Below are a few books we recently brought home from the library thanks to the recommendations in Nancy Pearl's Book Crush, which I reviewed yesterday.
- Arnold Lobel's wonderful Frog and Toad books, plus the Mouse series (Mouse Tales, Mouse Soup, etc.): I read these when I was young and the reading level is perfect for Z right now, who loves a good story and likes plenty of illustrations.
- The Mouse and the Motorcycle: I can't wait to get into Beverly Cleary books with Z. As an only child, one of the greatest things about the Ramona books may be lost on her - the trials and tribulations of sibling rivalry - but a mouse on a toy motorcycle, and the lust for capital-A action that drives Ralph to danger, is something she can already understand. We are currently reading this book and just finished Chapter 5; to adapt this middle-grade fiction I just skim a bit of Clearly's most descriptive text, summarizing and moving on to more active scenes, and I have omitted the fact that Ralph's father and uncle both met with grisly ends (aspirin and incinerator, respectively). But when it comes to vocabulary, I explain most unfamiliar words rather than subbing them out.
- Leo Lionni's Swimmy: Okay, not one we've checked out yet, but we will next trip.
- Bedtime for Frances by Russell Hoban: Man, I loved these books as a kid for some reason. As soon as we get around to reading it, I hope to find out why. Surely it's in part because of the soft and friendly illustrations by Garth Williams, who illustrated many of Margaret Wise Brown's unsinkable and bizarre works, like Z's current favorite.
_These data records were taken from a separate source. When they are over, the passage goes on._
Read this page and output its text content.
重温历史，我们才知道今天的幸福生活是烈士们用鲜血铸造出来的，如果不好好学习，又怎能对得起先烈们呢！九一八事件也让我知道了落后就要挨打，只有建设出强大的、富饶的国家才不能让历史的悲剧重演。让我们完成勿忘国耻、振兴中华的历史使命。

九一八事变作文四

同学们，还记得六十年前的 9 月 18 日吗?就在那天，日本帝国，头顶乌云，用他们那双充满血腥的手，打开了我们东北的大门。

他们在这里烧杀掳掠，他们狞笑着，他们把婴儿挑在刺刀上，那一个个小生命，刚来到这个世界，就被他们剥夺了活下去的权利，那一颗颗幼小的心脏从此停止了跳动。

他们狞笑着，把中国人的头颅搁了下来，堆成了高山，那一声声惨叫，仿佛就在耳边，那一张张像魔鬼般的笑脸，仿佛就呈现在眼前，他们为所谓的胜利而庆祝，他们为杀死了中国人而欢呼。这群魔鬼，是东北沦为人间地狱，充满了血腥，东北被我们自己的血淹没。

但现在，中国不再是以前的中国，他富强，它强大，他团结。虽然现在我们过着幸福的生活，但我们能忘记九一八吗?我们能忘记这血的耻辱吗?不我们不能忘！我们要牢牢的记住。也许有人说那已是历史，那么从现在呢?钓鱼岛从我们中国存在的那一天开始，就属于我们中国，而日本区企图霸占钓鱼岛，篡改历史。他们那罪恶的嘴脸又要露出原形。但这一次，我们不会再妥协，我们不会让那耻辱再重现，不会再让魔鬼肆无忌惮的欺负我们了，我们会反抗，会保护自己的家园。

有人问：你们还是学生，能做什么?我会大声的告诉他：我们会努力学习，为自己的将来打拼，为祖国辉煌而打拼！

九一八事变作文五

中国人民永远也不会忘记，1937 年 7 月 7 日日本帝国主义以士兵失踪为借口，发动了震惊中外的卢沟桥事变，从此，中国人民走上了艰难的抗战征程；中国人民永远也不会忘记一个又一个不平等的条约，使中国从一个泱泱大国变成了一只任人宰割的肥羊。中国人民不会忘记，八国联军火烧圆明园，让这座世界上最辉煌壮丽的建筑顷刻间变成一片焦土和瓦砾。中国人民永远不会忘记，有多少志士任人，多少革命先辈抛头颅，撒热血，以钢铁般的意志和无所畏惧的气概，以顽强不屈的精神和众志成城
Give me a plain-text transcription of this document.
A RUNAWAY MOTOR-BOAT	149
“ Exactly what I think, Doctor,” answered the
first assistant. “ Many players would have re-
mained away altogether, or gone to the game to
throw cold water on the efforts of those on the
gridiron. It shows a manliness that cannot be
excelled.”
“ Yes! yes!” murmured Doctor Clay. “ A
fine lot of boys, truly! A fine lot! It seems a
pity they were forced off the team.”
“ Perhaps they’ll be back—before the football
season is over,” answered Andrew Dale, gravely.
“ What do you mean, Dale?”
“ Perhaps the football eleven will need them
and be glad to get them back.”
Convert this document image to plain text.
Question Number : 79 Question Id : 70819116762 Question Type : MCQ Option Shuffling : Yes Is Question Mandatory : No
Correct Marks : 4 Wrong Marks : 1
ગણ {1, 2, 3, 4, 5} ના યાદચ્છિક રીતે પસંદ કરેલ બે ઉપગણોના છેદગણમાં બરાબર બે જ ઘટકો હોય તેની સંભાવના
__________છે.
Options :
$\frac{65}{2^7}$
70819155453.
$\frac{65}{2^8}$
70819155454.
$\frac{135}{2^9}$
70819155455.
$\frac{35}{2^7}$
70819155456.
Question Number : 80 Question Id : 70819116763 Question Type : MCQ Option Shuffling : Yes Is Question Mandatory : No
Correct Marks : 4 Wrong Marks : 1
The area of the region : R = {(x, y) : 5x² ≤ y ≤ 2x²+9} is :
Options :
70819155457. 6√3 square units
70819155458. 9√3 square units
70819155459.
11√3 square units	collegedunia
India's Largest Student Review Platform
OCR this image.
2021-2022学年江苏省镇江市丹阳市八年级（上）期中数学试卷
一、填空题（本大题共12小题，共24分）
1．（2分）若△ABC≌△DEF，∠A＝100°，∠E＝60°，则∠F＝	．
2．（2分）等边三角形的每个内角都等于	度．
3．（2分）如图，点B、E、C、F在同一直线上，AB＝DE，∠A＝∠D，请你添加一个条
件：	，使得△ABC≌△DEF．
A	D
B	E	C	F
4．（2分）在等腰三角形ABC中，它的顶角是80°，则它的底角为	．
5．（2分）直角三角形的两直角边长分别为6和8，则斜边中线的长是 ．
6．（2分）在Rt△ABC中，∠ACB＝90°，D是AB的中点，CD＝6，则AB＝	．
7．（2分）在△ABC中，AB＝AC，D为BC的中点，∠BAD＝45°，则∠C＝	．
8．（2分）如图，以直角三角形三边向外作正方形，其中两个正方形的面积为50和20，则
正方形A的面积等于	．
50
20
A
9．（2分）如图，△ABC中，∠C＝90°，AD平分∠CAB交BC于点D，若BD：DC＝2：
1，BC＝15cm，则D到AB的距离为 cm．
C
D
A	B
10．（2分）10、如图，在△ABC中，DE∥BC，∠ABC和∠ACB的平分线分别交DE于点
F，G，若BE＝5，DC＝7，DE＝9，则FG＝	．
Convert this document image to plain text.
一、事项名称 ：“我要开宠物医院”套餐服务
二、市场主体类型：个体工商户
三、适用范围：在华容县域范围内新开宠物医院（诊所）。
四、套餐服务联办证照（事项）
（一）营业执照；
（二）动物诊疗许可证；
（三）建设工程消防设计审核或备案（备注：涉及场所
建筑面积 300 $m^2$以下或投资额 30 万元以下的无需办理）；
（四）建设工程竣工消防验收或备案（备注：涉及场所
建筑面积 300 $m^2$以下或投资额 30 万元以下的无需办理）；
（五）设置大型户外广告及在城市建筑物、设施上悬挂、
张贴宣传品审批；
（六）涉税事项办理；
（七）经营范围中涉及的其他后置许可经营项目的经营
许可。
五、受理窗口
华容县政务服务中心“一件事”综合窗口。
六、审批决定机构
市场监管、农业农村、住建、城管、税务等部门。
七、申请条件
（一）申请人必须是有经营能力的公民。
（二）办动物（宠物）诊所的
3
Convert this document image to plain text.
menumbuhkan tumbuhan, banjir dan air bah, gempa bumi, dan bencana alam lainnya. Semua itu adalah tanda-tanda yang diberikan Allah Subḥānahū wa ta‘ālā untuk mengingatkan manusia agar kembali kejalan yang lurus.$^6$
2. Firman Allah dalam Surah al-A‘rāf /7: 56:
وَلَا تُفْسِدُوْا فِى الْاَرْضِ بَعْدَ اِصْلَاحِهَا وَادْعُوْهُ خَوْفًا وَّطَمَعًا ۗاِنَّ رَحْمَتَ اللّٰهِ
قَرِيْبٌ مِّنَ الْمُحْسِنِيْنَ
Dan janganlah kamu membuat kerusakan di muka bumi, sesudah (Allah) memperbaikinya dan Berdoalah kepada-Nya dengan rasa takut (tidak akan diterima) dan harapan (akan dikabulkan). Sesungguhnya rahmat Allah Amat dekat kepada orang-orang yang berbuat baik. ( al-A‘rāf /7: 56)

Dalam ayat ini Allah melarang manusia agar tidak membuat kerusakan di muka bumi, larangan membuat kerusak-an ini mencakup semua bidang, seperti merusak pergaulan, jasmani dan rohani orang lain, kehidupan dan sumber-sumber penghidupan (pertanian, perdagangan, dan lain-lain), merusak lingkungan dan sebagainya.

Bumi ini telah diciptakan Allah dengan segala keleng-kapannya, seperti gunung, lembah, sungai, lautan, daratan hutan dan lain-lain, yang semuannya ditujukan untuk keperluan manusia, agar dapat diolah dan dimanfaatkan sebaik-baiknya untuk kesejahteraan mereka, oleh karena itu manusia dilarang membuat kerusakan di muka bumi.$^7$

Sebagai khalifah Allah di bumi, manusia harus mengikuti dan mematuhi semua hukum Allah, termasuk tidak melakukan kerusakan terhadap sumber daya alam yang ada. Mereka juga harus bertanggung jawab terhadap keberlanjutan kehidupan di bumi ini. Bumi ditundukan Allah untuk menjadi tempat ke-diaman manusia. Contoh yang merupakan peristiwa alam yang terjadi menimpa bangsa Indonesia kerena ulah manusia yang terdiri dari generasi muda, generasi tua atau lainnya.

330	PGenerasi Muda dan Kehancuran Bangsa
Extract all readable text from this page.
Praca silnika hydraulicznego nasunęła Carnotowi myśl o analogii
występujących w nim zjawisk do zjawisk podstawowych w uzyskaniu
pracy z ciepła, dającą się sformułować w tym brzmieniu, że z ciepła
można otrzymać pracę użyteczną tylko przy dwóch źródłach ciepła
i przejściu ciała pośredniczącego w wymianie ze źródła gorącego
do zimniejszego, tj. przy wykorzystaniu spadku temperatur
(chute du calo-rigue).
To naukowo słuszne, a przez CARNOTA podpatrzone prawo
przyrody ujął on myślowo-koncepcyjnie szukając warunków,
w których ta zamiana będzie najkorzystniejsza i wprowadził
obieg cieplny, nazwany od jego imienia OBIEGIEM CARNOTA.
Paul O. Zelinsky's Swamp Angel and Rumpelstiltskin: I've been meaning to check out Zelinsky's work since I saw it so poorly animated as an Arnie the Doughnut B-side. The former has gorgeous paintings and every page background is decoratively painted to look like wood. But the text is too long for a toddler and it's a bit violent for her current level anyway. Zelinsky's Rumpelstiltskin did not blow me away as Pearl's recommendation led me to expect. I have already been telling Z the Grimm version with some fatherly editing for my three-year-old audience (Rumpelstiltskin pines for the protagonist's puppy, not her first-born child), and this book's paintings leave me a bit cold. I wish Zelinsky, who made so much of his spin on American Primative folk painting in Swamp Angel, had taken his style a bit further back into medieval forms, as the distance shots are so tantalizing (see the one above right), and his Renaissance stylings look more like unconvincing pre-Raphaelites. None of which interests Z a whit, but I don't think the retelling will much, either. The one thing I really do like about it is the way he visualizes spinning straw into gold, which has always struck in my craw when reading the story in other editions.